Chinese Version中文版
The ARM Cortex-A mobile application processor product line spans several generations and three main product tiers. Developers and SoC designers experienced with one or more of the newer ARM ARM Processors benefit from an awareness of how the product line has evolved from a single high performance general purpose CPU design to three distinct product lines that target the high end, mid-range, and entry level of the mobile device SoC market.
ARM introduced the Cortex-A8 processor to the market in 2005 as the first processor supporting the upgraded armv7-a architecture. ARMv7 incorporated 3 key elements: the NEON single instruction multiple data (SIMD) unit, ARM trustZone security extensions, and the thumb2 instruction set for reduced code size via a mix of 16b and 32b extensions. Cortex-A8 implemented the extended ISA in the first fully superscalar design from ARM: it implemented a full dual-issue pipeline, which meant the cortex-a8 could simultaneously issue any two instructions that occurred sequentially in the instructions stream whose arguments didn’t have unresolved dependencies. It could not, however issue or retire instructions out of the order they appeared in the compiled assembly block – that feature would come in future designs.
At the time we introduced the Cortex-A8, many partners at the time thought it was overkill for mobile phones – the natural refrain was, “customers browsing the internet on their phones?

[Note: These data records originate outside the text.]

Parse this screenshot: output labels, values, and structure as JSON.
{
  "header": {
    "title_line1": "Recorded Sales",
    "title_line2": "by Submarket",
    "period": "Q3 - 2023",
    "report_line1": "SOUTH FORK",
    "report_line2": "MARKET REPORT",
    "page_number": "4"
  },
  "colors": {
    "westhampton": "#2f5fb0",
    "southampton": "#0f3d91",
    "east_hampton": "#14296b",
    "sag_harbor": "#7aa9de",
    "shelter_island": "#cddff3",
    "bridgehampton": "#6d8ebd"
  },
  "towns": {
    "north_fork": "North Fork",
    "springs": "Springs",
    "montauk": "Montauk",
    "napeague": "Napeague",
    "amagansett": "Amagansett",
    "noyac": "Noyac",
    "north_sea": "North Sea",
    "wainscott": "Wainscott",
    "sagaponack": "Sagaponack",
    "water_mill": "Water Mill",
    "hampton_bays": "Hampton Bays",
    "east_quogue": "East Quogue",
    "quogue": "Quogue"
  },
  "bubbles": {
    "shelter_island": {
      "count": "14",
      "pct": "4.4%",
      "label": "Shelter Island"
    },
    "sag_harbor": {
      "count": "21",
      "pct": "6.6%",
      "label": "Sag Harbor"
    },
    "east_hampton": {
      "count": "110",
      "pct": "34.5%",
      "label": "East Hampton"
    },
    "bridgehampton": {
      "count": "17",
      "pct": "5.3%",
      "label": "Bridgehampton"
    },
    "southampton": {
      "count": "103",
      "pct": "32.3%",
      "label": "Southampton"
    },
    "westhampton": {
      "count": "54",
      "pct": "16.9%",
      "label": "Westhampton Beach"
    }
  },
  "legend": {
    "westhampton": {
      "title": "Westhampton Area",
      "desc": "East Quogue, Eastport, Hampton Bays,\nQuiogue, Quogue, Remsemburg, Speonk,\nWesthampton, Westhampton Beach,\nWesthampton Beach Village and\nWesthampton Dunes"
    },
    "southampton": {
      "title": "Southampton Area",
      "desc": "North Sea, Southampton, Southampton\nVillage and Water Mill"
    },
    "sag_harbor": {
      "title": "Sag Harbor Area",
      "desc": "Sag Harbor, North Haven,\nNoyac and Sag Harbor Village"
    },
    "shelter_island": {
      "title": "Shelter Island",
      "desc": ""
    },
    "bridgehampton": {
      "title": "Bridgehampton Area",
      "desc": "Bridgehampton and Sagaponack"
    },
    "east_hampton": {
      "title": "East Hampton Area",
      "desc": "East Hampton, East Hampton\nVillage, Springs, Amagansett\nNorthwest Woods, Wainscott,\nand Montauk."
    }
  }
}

Unlikely” However with some key thought leaders in the industry, we progressed towards what customers would want – especially with the advent of hi-bandwidth wireless connectivity (3G ) and larger screens in mobile devices by the time the Cortex-A8 reached mass production in 2008. The innovative mobile industry made full use of it : the Cortex-A8 introduction coincided with the tremendous ramp in the smartphone volumes.
Shortly after the introduction of Cortex-A8, ARM introduced our first multi-core ARMv7 CPU, the cortex-a9. The Cortex-A9 made use of a hardware block to manage cache coherency among one to four cores in a CPU cluster, with an external L2 cache. The external L2 cache in theory would allow customers to design a smaller version of Cortex-A9 that didn’t incorporate an L2, and the design allowed configurations that didn’t include the coherency logic for smaller single core designs. In practice, however, most designs opted for 2 or more cores and an L2 cache. Furthermore, once multiple cores were available to mobile SoC designers, the push to increase performance through core count rather than raw MHz drove mobile SoCs to begin with dual-core topologies then quickly migrate to quad-core Cortex-A9 as the flagship high end mobile CPU in late 2011 and early 2012.

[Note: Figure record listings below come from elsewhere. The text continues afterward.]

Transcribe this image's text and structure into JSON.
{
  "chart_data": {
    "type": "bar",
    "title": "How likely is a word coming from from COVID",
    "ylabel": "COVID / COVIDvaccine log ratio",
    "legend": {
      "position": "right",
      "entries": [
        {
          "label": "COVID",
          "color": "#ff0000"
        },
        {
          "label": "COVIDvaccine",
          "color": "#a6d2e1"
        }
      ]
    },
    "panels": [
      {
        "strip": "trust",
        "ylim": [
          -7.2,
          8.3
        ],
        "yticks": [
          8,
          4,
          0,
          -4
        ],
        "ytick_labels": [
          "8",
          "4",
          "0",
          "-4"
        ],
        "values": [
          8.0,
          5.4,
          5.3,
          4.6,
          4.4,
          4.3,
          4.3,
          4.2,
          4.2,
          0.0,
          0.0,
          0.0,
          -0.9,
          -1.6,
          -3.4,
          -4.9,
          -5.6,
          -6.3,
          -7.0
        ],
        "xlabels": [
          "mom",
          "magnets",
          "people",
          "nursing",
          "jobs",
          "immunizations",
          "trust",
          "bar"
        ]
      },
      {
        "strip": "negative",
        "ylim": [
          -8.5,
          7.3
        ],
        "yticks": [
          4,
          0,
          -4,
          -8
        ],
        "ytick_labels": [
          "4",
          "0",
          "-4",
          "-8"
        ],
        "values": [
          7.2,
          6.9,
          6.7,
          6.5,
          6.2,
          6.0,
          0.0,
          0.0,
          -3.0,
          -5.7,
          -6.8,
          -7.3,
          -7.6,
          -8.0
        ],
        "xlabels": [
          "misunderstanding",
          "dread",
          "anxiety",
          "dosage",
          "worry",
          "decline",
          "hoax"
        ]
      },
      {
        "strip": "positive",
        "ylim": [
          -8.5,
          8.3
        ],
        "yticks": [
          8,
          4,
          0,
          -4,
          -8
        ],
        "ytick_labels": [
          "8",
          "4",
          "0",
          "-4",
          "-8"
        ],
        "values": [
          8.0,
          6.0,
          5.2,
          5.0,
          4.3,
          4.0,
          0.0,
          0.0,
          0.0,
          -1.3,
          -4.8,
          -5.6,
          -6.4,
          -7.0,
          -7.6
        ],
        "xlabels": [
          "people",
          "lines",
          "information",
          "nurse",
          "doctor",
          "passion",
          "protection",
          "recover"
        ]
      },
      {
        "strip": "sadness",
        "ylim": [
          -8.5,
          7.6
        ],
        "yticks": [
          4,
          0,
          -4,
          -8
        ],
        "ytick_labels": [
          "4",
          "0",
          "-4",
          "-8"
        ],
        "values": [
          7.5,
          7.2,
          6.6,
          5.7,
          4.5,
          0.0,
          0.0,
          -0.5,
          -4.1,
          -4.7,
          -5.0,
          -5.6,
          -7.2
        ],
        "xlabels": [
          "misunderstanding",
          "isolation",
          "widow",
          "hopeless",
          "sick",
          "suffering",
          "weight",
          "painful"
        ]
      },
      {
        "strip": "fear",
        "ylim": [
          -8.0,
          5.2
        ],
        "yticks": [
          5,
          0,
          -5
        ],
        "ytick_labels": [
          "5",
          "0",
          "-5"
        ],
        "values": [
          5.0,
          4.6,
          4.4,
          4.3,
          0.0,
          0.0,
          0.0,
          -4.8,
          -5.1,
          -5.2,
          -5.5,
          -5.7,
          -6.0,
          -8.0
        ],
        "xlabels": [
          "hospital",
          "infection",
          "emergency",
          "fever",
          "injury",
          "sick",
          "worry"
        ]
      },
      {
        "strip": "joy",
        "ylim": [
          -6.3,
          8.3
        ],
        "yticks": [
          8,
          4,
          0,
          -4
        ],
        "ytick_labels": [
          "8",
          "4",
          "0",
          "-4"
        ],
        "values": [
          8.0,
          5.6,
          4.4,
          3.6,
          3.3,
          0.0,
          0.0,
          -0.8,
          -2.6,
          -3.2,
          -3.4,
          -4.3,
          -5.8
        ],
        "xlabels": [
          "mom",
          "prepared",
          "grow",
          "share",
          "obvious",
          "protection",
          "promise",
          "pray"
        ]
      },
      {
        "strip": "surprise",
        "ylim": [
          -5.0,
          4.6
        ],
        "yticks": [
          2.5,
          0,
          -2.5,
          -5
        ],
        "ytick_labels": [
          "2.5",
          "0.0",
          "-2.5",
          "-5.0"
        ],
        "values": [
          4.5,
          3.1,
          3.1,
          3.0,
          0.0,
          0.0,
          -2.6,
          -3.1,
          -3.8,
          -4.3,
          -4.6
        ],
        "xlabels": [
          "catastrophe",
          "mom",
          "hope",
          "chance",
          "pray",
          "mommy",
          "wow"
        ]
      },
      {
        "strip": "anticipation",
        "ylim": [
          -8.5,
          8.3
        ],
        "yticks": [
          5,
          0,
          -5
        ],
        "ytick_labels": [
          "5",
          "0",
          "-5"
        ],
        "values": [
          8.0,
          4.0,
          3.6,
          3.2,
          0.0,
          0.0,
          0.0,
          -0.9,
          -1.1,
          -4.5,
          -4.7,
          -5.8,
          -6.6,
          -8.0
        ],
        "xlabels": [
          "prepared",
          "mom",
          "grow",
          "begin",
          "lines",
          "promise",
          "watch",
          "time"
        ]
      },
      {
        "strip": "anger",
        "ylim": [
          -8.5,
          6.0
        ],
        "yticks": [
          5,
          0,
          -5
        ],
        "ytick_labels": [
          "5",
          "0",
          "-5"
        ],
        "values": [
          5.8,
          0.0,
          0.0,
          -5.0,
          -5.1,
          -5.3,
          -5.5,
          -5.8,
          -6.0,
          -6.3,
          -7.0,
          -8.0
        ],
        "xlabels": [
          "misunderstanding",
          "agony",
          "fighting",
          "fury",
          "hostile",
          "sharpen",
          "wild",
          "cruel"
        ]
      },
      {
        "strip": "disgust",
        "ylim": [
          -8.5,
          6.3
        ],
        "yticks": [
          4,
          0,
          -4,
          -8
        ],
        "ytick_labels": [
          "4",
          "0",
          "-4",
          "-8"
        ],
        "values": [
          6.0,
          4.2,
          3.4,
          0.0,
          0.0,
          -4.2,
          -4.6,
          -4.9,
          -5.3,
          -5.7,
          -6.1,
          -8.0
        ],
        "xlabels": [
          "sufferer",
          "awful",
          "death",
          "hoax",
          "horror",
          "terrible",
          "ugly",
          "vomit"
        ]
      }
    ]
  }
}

Besides enabling multi-core performance, each Cortex-A9 processor introduces about 25% higher instruction throughput per clock cycle compared to the Cortex-A8. It achieved this improved, in a similar power and area footprint, by moving to an out of order design on a shorter pipeline, with the neon SIMD and floating point capability integrated at an earlier stage of the pipeline.
As the smartphone market began to accelerate, ARM again saw the performance demanded by mobile systems moving upward and we defined a processor with a more substantial performance increase that would define a new high-end tier of the mobile market. With the cortex-a15 ARM would enable a >50% increase in performance over the already powerful Cortex-A9. Additionally, the Cortex-A15 adopted a set of architectural extensions that allowed for larger physical address space, hardware virtualization support, and extended coherency. Larger physical address space is important as devices move above 2GB of RAM, in systems where 32b of memory is divided up into 2GB of device and 2GB of normal memory. Virtualization is being explored in mobile systems for business and user OS’s in bring your own device (BYOD) and other similar deployment scenarios. Extended coherency is useful in big.LITTLE processing technology as a means of reducing average power consumption and tuning for maximum delivered performance in power constrained settings.

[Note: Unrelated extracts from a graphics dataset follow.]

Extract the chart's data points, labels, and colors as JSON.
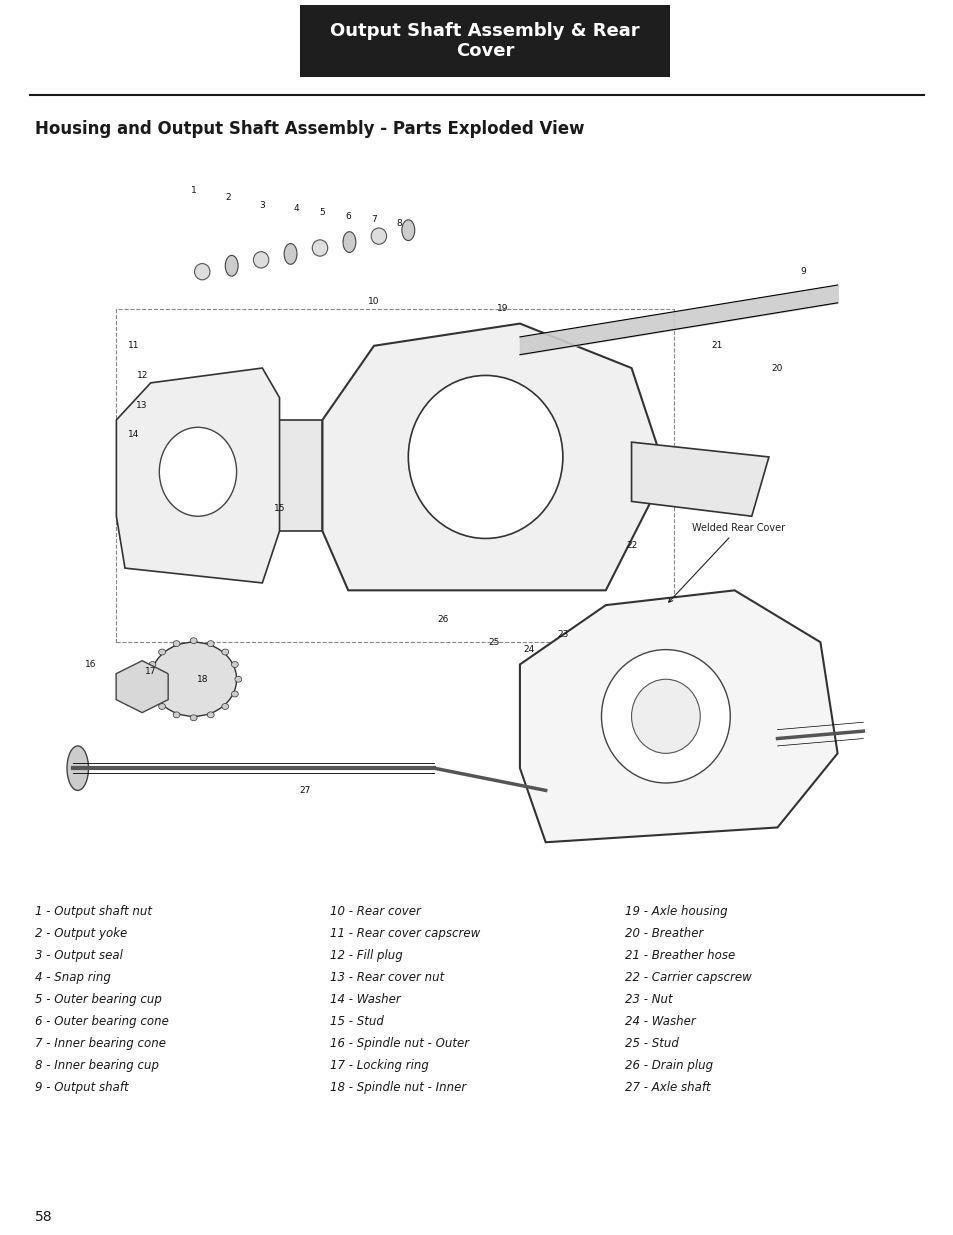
{
  "header_text": "Output Shaft Assembly & Rear\nCover",
  "header_bg": "#1e1e1e",
  "header_text_color": "#ffffff",
  "header_font_size": 13,
  "section_title": "Housing and Output Shaft Assembly - Parts Exploded View",
  "section_title_font_size": 12,
  "page_number": "58",
  "parts_col1": [
    "1 - Output shaft nut",
    "2 - Output yoke",
    "3 - Output seal",
    "4 - Snap ring",
    "5 - Outer bearing cup",
    "6 - Outer bearing cone",
    "7 - Inner bearing cone",
    "8 - Inner bearing cup",
    "9 - Output shaft"
  ],
  "parts_col2": [
    "10 - Rear cover",
    "11 - Rear cover capscrew",
    "12 - Fill plug",
    "13 - Rear cover nut",
    "14 - Washer",
    "15 - Stud",
    "16 - Spindle nut - Outer",
    "17 - Locking ring",
    "18 - Spindle nut - Inner"
  ],
  "parts_col3": [
    "19 - Axle housing",
    "20 - Breather",
    "21 - Breather hose",
    "22 - Carrier capscrew",
    "23 - Nut",
    "24 - Washer",
    "25 - Stud",
    "26 - Drain plug",
    "27 - Axle shaft"
  ],
  "bg_color": "#ffffff",
  "text_color": "#1a1a1a",
  "line_color": "#1a1a1a"
}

The Cortex-A15 cluster combines an integrated snoop control unit (SCU) for hardware coherency, one to four CPU cores in a cluster, and an integrated L2 cache controller – the topology shared by all of the ARM Cortex-A CPUs after Cortex-A15.
Pushing the bounds consistently higher in a mobile envelope
Comparing the performance of thme high end of the Cortex-A series processors shows just how much the performance bar has moved up since 2008 device shipments on Cortex-A8 1GHz.
The extended coherency mechanism, ACE, enables big.little SoCs like the one shown in the diagram below. In a big.LITTLE system, the “big” CPU cluster is typically implemented and tuned for peak performance, while the smaller CPU cluster is tuned for power efficiency. In typical workloads, the LITTLE processors can handle most of the work, with the “big” CPU cluster activating less than 10% of the time, in many cases less than 1% of CPU runtime. The CoreLink CCI-400 cache coherent interconnect enables the CPU clusters to snoop into the caches of the other cluster, enabling a fast software transition of threads from one side to the other.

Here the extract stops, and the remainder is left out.